Par arrêté préfectoral en date du 4 septembre 2025, qui lui a été notifié le 5 septembre 2025 à 9h19, à sa levée d’écrou, il a été placé en rétention administrative aux fins d’exécution de la mesure d’éloignement.
Par requêtes reçues le 8 septembre 2025, Monsieur [O] et le Préfet du Var ont respectivement saisi le magistrat du siège du tribunal judiciaire de Nîmes d’une contestation de ce placement en rétention et d’une demande en prolongation de la mesure.
Par ordonnance prononcée le 9 septembre 2025 et confirmée par la cour d’appel le 11 septembre 2025, le magistrat du siège du tribunal judiciaire de Nîmes a rejeté les exceptions de nullité soulevées ainsi que les moyens présentés par Monsieur [O] et ordonné la prolongation de sa rétention administrative pour vingt-six jours.
Par requête reçue le 3 octobre 2025, le Préfet du Var a sollicité que la mesure de rétention administrative de Monsieur [O] soit de nouveau prolongée pour trente jours et le 4 octobre 2025, le magistrat du siège du tribunal judiciaire de Nîmes a fait droit à cette demande. Cette ordonnance a été confirmée par la cour d’appel le 7 octobre 2025.
Sur requête du Préfet du Var reçue le 2 novembre 2025 à 9h27, le magistrat du siège du tribunal judiciaire de Nîmes a ordonné une troisième prolongation de cette rétention pour un délai de 15 jours, par ordonnance du 3 novembre 2025 à 13h12 (ordonnance notifiée à M. [O] à 17h51).

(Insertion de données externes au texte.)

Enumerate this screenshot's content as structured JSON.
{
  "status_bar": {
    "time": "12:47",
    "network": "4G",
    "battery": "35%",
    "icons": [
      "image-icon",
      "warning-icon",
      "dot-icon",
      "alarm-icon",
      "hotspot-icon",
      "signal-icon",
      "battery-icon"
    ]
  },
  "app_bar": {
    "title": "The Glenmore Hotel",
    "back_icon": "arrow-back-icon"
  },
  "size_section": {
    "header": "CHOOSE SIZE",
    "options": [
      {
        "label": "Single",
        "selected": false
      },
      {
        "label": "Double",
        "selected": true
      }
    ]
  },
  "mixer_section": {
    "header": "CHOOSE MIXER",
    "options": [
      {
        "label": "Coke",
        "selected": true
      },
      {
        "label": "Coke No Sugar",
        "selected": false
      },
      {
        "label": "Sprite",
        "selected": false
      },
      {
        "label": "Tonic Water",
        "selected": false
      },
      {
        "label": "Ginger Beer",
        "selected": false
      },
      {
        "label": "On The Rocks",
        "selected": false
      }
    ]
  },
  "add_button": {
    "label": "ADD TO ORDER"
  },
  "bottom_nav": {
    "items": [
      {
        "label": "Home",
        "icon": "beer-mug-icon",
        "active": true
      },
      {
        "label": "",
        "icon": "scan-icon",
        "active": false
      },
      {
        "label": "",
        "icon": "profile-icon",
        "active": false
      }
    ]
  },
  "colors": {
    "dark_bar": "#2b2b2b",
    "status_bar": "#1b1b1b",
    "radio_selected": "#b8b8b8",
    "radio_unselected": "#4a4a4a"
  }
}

Monsieur [O] a relevé appel de cette ordonnance le 4 novembre 2025 à 16h30. Sa déclaration d’appel relève que les perspectives d’éloignement à bref délai ne sont pas établies et que le comportement de M. [O] ne saurait constituer une menace actuelle à l’ordre public.
A l’audience, Monsieur [O] :
Déclare qu’il n’a jamais eu de documents d’identité, qu’il est arrivé irrégulièrement en France quand il avait 13 ans, qu’il n’est pas opposé à son éloignement en Tunisie, qu’il a été pris en charge par l’Aide sociale à l’enfance et qu’il a suivi un apprentissage, qu’il a fait cinq rétentions et que la Tunisie ne le reconnaitra jamais car il n’y a jamais eu d’état civil, que sa femme a accouché il y a huit jours,
Sollicite l’infirmation de l’ordonnance et sa remise en liberté immédiate.
Son avocat soutient les moyens développés dans la déclaration d’appel.
M. [O] a produit plusieurs pièces': des bulletins de salaire datant de 2024, une attestation de dépôt de naturalisation, des ordonnances relatives à ses précédentes rétentions, une attestation d’hébergement de M.[F] à [Localité 3] (dont il a déclaré qu’il s’agissait de son cousin), accompagnée d’un justificatif de domicile et d’une copie sa carte d’identité et une promesse d’embauche.
Le Préfet requérant n’est pas représenté à l’audience.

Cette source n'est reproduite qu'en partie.